/Project5-GLSL-Ray-Marcher

CIS 565 Project 5: Shadertoy Ray Marcher

Primary LanguageGLSL

[CIS565 2015F] Ray Marcher in Shadertoy

GLSL Ray Marching

University of Pennsylvania, CIS 565: GPU Programming and Architecture, Project 5

  • Levi Cai
  • Tested on: (TODO) Google Chrome on
  • Windows 8, i7-5500U @ 2.4GHz, 12GB, NVidia GeForce 940M 2GB

Live on Shadertoy

Acknowledgements

This Shadertoy uses material from the following resources:

Features

  • Naive Ray Marching
  • Sphere Tracing
  • 7 SDFs: Plane, sphere, ellipsoid, torus, torus88, box, cylinder
  • Arbitrary transformations of objects
  • Debug views for number of ray march iterations and distances to surfaces
  • Simple lambert lighting scheme
  • Height Maps
  • Over-relaxation for sphere tracing optimization
  • Soft shadowing (both heavily influenced by IQ's shadertoy example...)
  • Ambient Occlusion
  • Naive coloring (lots of branch divergence!)

Features and Analysis

Height Mapping

Height mapping is created by taking in a texture image and using it as a height map (the color intensities are used as scaled heights). These are then computing by using a naive ray marching method and comparing to the height of the map at each step, then taking the color at that location and using it as the map's color at that point.

Naive Marching vs. Sphere Tracing

Black is 0, white is max number of steps.

Naive:

Runs at 20FPS. Goes faster when objects are closer because they terminate much faster. Same with increasing stepsize and resoluton. However, regardless, sphere tracing removes this necessity all together.

Sphere:

Runs at 60FPS. Here we can see some of the downsides of sphere tracing around the edges of objects. Objects themselves are much faster to compute, but around the edges, because sphere tracing computes distances to nearest object (not necessarily in its path), it will take much smaller step sizes near edges of objects, hence why the edges are very white and look like they distort the background around them.

Over-Relaxation Optimization for Sphere Tracing

Black is 0, white is max number of steps.

Normal sphere:

Over-relaxed sphere:

It is clear from the images that the over relaxed method takes less steps in most fragements when compared with the normal sphere stepping. However, due to my implementation, it seems that in certain scenarios it is actually slower when there are many objects nearby the camera frame. I believe this might be because of the additional distance computation I do. It might make sense to somehow only do 1 distance computation per iteration and re-use the previous computation (I do 2 per iteration) which might be the cause of this.
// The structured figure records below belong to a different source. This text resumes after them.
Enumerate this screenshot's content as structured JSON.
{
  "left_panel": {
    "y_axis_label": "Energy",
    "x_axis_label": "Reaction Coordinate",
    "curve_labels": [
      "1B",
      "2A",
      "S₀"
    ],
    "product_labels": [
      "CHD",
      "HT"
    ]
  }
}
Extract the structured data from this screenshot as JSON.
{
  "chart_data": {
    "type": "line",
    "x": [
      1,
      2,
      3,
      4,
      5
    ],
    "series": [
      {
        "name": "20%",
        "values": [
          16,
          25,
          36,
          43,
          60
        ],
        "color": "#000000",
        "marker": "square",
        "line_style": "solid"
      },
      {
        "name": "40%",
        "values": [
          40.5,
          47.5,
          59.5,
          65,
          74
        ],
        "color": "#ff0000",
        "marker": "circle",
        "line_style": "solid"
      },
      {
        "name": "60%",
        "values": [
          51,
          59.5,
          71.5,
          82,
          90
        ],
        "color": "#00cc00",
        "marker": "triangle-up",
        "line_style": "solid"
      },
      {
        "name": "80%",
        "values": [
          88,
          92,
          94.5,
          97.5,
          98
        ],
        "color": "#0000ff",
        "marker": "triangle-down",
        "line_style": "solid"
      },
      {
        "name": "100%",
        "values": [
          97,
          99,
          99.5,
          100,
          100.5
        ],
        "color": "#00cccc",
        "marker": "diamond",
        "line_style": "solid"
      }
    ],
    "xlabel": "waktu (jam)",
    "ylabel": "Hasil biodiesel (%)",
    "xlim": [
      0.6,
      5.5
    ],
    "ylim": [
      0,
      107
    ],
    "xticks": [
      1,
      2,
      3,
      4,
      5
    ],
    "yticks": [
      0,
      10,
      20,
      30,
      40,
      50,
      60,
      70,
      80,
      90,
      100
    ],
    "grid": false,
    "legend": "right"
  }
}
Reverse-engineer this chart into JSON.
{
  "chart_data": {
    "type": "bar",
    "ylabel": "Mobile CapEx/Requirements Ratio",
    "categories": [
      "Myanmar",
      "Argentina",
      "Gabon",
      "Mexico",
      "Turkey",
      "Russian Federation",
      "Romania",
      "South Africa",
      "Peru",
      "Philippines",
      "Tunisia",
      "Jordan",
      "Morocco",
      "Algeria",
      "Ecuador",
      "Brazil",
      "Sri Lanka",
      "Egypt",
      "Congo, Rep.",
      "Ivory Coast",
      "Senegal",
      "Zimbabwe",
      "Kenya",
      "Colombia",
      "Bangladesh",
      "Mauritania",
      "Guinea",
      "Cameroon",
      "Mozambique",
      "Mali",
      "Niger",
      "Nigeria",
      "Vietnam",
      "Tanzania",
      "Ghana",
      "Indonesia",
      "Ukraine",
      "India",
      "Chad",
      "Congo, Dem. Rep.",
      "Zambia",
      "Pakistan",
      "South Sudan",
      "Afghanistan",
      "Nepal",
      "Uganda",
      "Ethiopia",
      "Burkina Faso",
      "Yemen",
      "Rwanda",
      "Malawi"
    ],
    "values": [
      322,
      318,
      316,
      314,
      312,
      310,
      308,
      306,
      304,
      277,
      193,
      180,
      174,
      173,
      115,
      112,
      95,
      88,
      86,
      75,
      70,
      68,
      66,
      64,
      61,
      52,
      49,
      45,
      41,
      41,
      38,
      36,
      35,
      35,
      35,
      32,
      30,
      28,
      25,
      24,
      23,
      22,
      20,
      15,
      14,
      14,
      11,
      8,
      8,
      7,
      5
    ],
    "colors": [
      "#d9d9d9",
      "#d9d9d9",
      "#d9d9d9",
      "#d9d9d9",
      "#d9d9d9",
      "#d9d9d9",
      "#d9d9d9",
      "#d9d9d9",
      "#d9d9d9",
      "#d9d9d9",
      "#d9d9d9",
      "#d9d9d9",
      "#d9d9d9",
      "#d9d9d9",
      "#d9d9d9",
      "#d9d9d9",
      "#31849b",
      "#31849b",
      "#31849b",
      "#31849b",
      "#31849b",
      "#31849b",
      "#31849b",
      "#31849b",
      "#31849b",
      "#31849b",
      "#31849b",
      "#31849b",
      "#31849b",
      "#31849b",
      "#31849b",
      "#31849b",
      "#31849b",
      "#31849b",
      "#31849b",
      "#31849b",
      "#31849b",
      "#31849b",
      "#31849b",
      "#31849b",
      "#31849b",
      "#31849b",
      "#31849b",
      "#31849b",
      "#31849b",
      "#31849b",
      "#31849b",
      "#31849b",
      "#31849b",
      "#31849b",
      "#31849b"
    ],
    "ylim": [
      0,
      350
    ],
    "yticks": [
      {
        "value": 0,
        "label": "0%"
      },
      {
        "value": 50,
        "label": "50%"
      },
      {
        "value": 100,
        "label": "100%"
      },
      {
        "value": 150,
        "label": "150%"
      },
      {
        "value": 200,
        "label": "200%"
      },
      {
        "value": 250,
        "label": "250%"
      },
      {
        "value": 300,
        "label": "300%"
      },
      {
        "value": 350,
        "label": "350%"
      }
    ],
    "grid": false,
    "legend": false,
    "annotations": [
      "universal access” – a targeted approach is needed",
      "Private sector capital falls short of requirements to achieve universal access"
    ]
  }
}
Soft shadows vs. Ambient Occlusion vs. Normal

The performance hit for each depends on the number of iterations added in order to compute at each fragment, both are set to 10-15 iterations, hence similar performance hits.

Branch Divergence

The largest branch divergence hit is my super naive implementation of color, in the getColor function, which does 4-condition branch to determine what color to use given a material. A faster way to implement this is just to apply the color directly directly in the map function, but I think this illustrates the issue with branches quickly, and was quick to implement. Adding this feature drops my runtime from 60FPS to 45FPS.

Other branch divergences occur in all of the sphere/ray marching methods when fragments are finished computing while others are not. The closer the ratio is to half and half, the worse the performance I believe.